Xdoc2txt, extracting text from advanced documment formats, using DLL

Recommended Posts

Posted (edited)

Hello!

i wrote this function as alternative to using the Com Object or Commandline version of this project, discussed also earlyer on this forum.

Project site - http://ebstudio.info/home/xdoc2txt.html

Advantage of this implementation is that you do not need to register Com dll, using regsvr32.

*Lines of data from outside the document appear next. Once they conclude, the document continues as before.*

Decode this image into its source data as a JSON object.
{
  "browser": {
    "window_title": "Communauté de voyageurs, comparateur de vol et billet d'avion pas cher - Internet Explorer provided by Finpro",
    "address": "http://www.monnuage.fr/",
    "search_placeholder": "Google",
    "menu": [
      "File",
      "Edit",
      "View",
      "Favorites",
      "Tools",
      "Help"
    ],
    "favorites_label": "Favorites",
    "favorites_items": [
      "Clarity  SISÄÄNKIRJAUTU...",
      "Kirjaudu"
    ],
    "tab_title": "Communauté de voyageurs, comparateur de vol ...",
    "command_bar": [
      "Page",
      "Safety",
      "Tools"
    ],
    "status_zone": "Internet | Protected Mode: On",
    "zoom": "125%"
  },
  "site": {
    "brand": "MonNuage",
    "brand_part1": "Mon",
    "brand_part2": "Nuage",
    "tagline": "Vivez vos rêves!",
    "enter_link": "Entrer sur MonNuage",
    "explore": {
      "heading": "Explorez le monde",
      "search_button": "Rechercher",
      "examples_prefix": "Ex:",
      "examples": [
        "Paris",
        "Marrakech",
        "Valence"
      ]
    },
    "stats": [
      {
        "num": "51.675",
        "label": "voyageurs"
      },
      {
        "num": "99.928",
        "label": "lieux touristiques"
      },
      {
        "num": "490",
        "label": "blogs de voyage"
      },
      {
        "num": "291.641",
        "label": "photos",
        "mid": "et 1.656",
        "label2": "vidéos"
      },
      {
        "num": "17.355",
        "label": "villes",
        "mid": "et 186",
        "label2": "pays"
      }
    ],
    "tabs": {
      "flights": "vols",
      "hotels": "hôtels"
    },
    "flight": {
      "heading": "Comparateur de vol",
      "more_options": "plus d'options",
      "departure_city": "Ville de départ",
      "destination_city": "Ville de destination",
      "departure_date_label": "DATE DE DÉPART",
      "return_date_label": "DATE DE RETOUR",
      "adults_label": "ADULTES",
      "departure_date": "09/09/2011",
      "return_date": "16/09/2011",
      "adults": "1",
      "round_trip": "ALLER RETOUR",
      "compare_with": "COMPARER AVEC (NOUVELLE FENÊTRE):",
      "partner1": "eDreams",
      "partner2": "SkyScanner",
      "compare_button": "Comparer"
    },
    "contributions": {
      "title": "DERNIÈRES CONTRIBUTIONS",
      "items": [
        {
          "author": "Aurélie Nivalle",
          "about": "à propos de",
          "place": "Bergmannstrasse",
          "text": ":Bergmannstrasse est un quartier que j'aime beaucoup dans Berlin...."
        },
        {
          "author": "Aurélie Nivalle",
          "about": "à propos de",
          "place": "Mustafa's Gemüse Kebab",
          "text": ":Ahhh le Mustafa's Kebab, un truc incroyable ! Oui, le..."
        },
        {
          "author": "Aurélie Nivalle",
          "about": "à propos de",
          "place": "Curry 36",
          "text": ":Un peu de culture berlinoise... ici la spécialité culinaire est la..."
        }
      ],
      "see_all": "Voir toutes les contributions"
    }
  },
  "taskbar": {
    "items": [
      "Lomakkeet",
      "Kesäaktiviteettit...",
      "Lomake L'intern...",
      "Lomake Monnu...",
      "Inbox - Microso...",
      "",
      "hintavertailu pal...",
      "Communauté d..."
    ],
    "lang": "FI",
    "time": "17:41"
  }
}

But you still need the project Dll (xd2txlib.dll).

Enjoy!

; #FUNCTION# ====================================================================================================================
; Name ..........: _ExtractText
; Description ...: Extracts text from advanced documment formats (Doc, Docx, ODT, XLS, ...)
; Syntax ........: _ExtractText($sFilename[, $bProperties = False[, $hDll = 0]])
; Parameters ....: $sFilename           - a string value.
;                  $bProperties         - [optional] a boolean value. Default is False. If True, documment properties will be returned instead of the text.
;                  $hDll                - [optional] a handle value. Default is 0. Optional handle to previously opened xd2txlib.dll. By default the xd2txlib.dll (Expected in @scriptdir) will be opened and closed during the function call.
; Return value .: String, containing the text or documment properties or empty string and Error as follows:
;1 - The file does not exists.
;2 - Error during opening xd2txlib.dll.
;3 - No text returned.
; Author ........: Fenzik
; Modified ......:
; Remarks .......: Project site - http://ebstudio.info/home/xdoc2txt.html
; Related .......:
; Link ..........:
; Example .......: No
; ===============================================================================================================================
Func _ExtractText($sFilename, $bProperties = False, $hDll = 0)
If Not FileExists($sFilename) Then Return SetError(1, "", "")
Local $bLoaded = False
If $hDll = 0 Then
  $hDll = DllOpen(@scriptdir&"\xd2txlib.dll")
  If $hDll = -1 Then Return SetError(2, "", "")
$bLoaded = True
Endif
$aResult = DllCall($hDll, "int:cdecl", "ExtractText", "WSTR", $sFilename, "BOOL", $bProperties, "WSTR*", "")
If $aResult[0] = 0 Then Return SetError(3, "", "")
If $bLoaded = True Then DllClose($hDll)
Return $aResult[3]
EndFunc

 

 

xd2txlib-example.zip

Edited by Fenzik
Attached the example instead of original project.

Share this post


Link to post
Share on other sites
Posted (edited)

Here is easy example, including sample documment.

 

Edited by Fenzik
Example moved to the first post.

Share this post


Link to post
Share on other sites

Hi Fensik,

I made this small piece of code for testing and I got the following error: !>10:25:20 AutoIt3.exe ended.rc:-1073740940.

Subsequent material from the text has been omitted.